Today the Commission has released AURA 2023Fifth Australian report on antimicrobial use and resistance in human health, showing trends and analyses in hospitals, aged care and primary care settings.

The report reveals high levels of antimicrobial prescribing and use, which are causing risk of harm to individuals and the broader community, despite a decline during the pandemic.

Key findings

Community antimicrobial use has declined 18% overall in the three years since 2019; with a significant 25% fall from 2019 to 2021, followed by a 10% upswing in 2022.

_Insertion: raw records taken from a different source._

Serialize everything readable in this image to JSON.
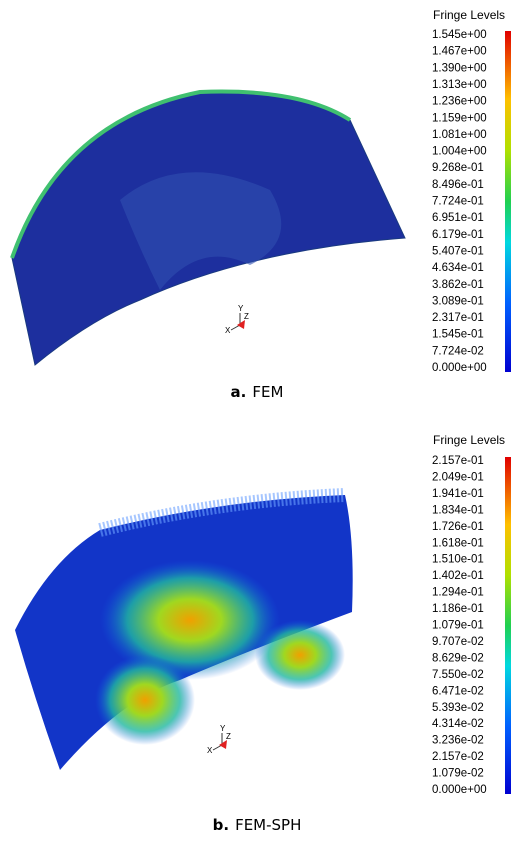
{
  "panels": [
    {
      "legend_title": "Fringe Levels",
      "levels": [
        "1.545e+00",
        "1.467e+00",
        "1.390e+00",
        "1.313e+00",
        "1.236e+00",
        "1.159e+00",
        "1.081e+00",
        "1.004e+00",
        "9.268e-01",
        "8.496e-01",
        "7.724e-01",
        "6.951e-01",
        "6.179e-01",
        "5.407e-01",
        "4.634e-01",
        "3.862e-01",
        "3.089e-01",
        "2.317e-01",
        "1.545e-01",
        "7.724e-02",
        "0.000e+00"
      ],
      "axis_labels": [
        "Y",
        "Z",
        "X"
      ],
      "caption_letter": "a.",
      "caption_text": "FEM"
    },
    {
      "legend_title": "Fringe Levels",
      "levels": [
        "2.157e-01",
        "2.049e-01",
        "1.941e-01",
        "1.834e-01",
        "1.726e-01",
        "1.618e-01",
        "1.510e-01",
        "1.402e-01",
        "1.294e-01",
        "1.186e-01",
        "1.079e-01",
        "9.707e-02",
        "8.629e-02",
        "7.550e-02",
        "6.471e-02",
        "5.393e-02",
        "4.314e-02",
        "3.236e-02",
        "2.157e-02",
        "1.079e-02",
        "0.000e+00"
      ],
      "axis_labels": [
        "Y",
        "Z",
        "X"
      ],
      "caption_letter": "b.",
      "caption_text": "FEM-SPH"
    }
  ]
}
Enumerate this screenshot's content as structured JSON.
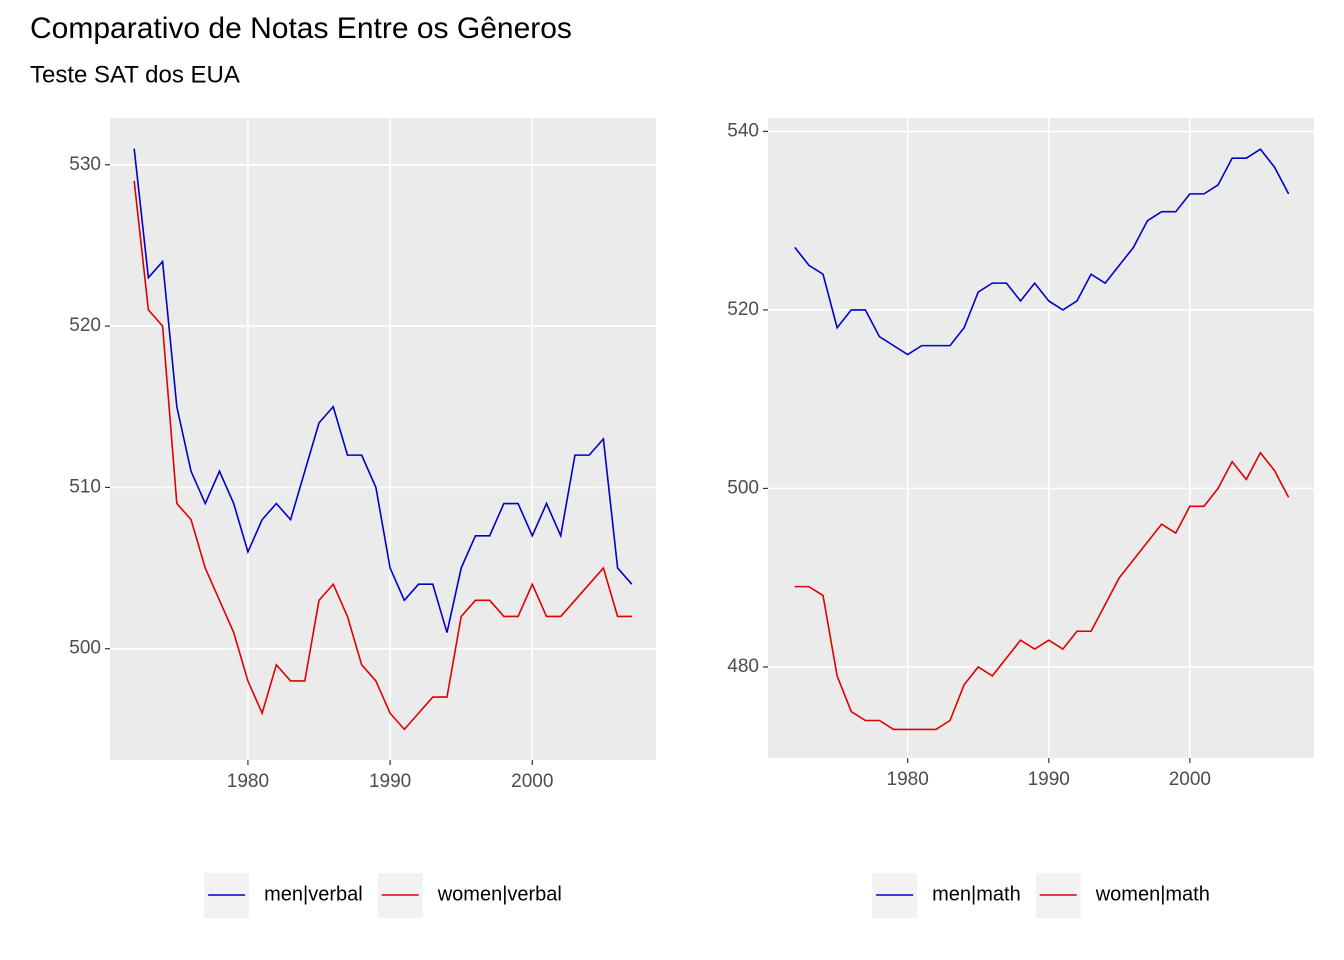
{
  "title": "Comparativo de Notas Entre os Gêneros",
  "subtitle": "Teste SAT dos EUA",
  "chart_data": [
    {
      "type": "line",
      "x": [
        1972,
        1973,
        1974,
        1975,
        1976,
        1977,
        1978,
        1979,
        1980,
        1981,
        1982,
        1983,
        1984,
        1985,
        1986,
        1987,
        1988,
        1989,
        1990,
        1991,
        1992,
        1993,
        1994,
        1995,
        1996,
        1997,
        1998,
        1999,
        2000,
        2001,
        2002,
        2003,
        2004,
        2005,
        2006,
        2007
      ],
      "series": [
        {
          "name": "men|verbal",
          "color": "#0000cd",
          "values": [
            531,
            523,
            524,
            515,
            511,
            509,
            511,
            509,
            506,
            508,
            509,
            508,
            511,
            514,
            515,
            512,
            512,
            510,
            505,
            503,
            504,
            504,
            501,
            505,
            507,
            507,
            509,
            509,
            507,
            509,
            507,
            512,
            512,
            513,
            505,
            504
          ]
        },
        {
          "name": "women|verbal",
          "color": "#e00000",
          "values": [
            529,
            521,
            520,
            509,
            508,
            505,
            503,
            501,
            498,
            496,
            499,
            498,
            498,
            503,
            504,
            502,
            499,
            498,
            496,
            495,
            496,
            497,
            497,
            502,
            503,
            503,
            502,
            502,
            504,
            502,
            502,
            503,
            504,
            505,
            502,
            502
          ]
        }
      ],
      "xlim": [
        1970.3,
        2008.7
      ],
      "xticks": [
        1980,
        1990,
        2000
      ],
      "ylim": [
        493.1,
        532.9
      ],
      "yticks": [
        500,
        510,
        520,
        530
      ],
      "grid": true,
      "legend": "bottom"
    },
    {
      "type": "line",
      "x": [
        1972,
        1973,
        1974,
        1975,
        1976,
        1977,
        1978,
        1979,
        1980,
        1981,
        1982,
        1983,
        1984,
        1985,
        1986,
        1987,
        1988,
        1989,
        1990,
        1991,
        1992,
        1993,
        1994,
        1995,
        1996,
        1997,
        1998,
        1999,
        2000,
        2001,
        2002,
        2003,
        2004,
        2005,
        2006,
        2007
      ],
      "series": [
        {
          "name": "men|math",
          "color": "#0000cd",
          "values": [
            527,
            525,
            524,
            518,
            520,
            520,
            517,
            516,
            515,
            516,
            516,
            516,
            518,
            522,
            523,
            523,
            521,
            523,
            521,
            520,
            521,
            524,
            523,
            525,
            527,
            530,
            531,
            531,
            533,
            533,
            534,
            537,
            537,
            538,
            536,
            533
          ]
        },
        {
          "name": "women|math",
          "color": "#e00000",
          "values": [
            489,
            489,
            488,
            479,
            475,
            474,
            474,
            473,
            473,
            473,
            473,
            474,
            478,
            480,
            479,
            481,
            483,
            482,
            483,
            482,
            484,
            484,
            487,
            490,
            492,
            494,
            496,
            495,
            498,
            498,
            500,
            503,
            501,
            504,
            502,
            499
          ]
        }
      ],
      "xlim": [
        1970.1,
        2008.8
      ],
      "xticks": [
        1980,
        1990,
        2000
      ],
      "ylim": [
        469.8,
        541.5
      ],
      "yticks": [
        480,
        500,
        520,
        540
      ],
      "grid": true,
      "legend": "bottom"
    }
  ]
}
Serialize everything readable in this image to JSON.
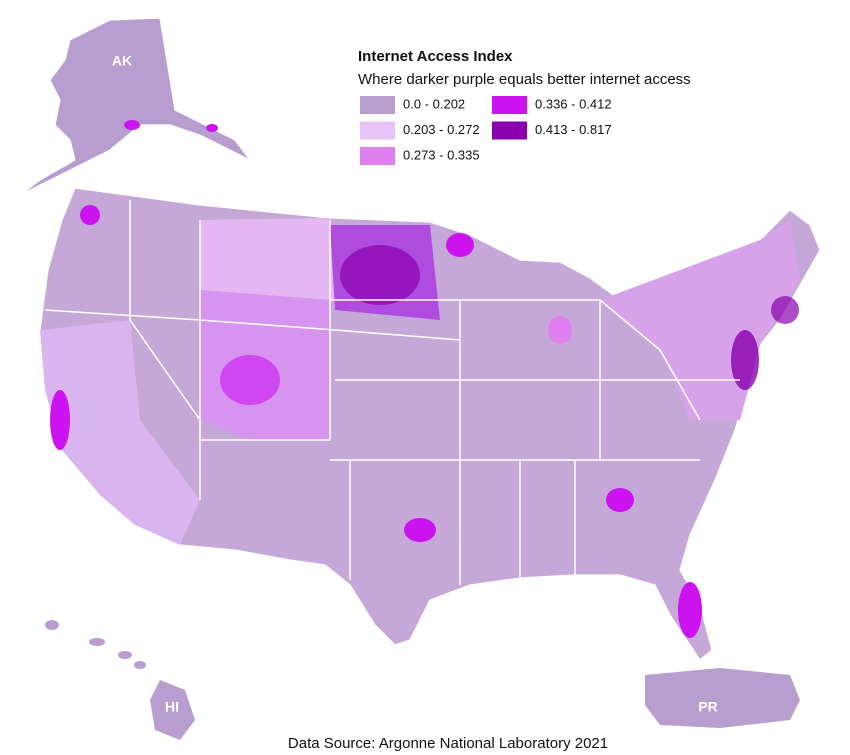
{
  "title": "Internet Access Index",
  "subtitle": "Where darker purple equals better internet access",
  "legend": [
    {
      "label": "0.0 - 0.202",
      "color": "#b89dcf"
    },
    {
      "label": "0.203 - 0.272",
      "color": "#e8c3f5"
    },
    {
      "label": "0.273 - 0.335",
      "color": "#e07ff0"
    },
    {
      "label": "0.336 - 0.412",
      "color": "#cc12ef"
    },
    {
      "label": "0.413 - 0.817",
      "color": "#8a00ae"
    }
  ],
  "regions": {
    "alaska": "AK",
    "hawaii": "HI",
    "puerto_rico": "PR"
  },
  "source": "Data Source: Argonne National Laboratory 2021"
}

Hospital useof antimicrobials remains high – it is estimated to be higher than similar European countries and Canada – with continued inappropriate use for surgical prophylaxis, and lower compliance with prescribing guidelines in private hospitals. 

Rates of critical antimicrobial resistances (CARs) in hospitals are rising, particularly carbapenemase-producing Enterobacterales (CPE).

Aged care homes have seen sustained high rates of inappropriate antimicrobial use, with 35% prescribed ‘just in case’ and 42% prescribed for greater than six months. 

While rates of antimicrobial resistance (AMR) for many organisms have not changed substantially since 2019, there have been some concerning changes in patterns of resistance and sources of infection.

AURA 2023 highlights the importance of continuing surveillance of AMR and infections, along with antimicrobial stewardship and infection prevention and control.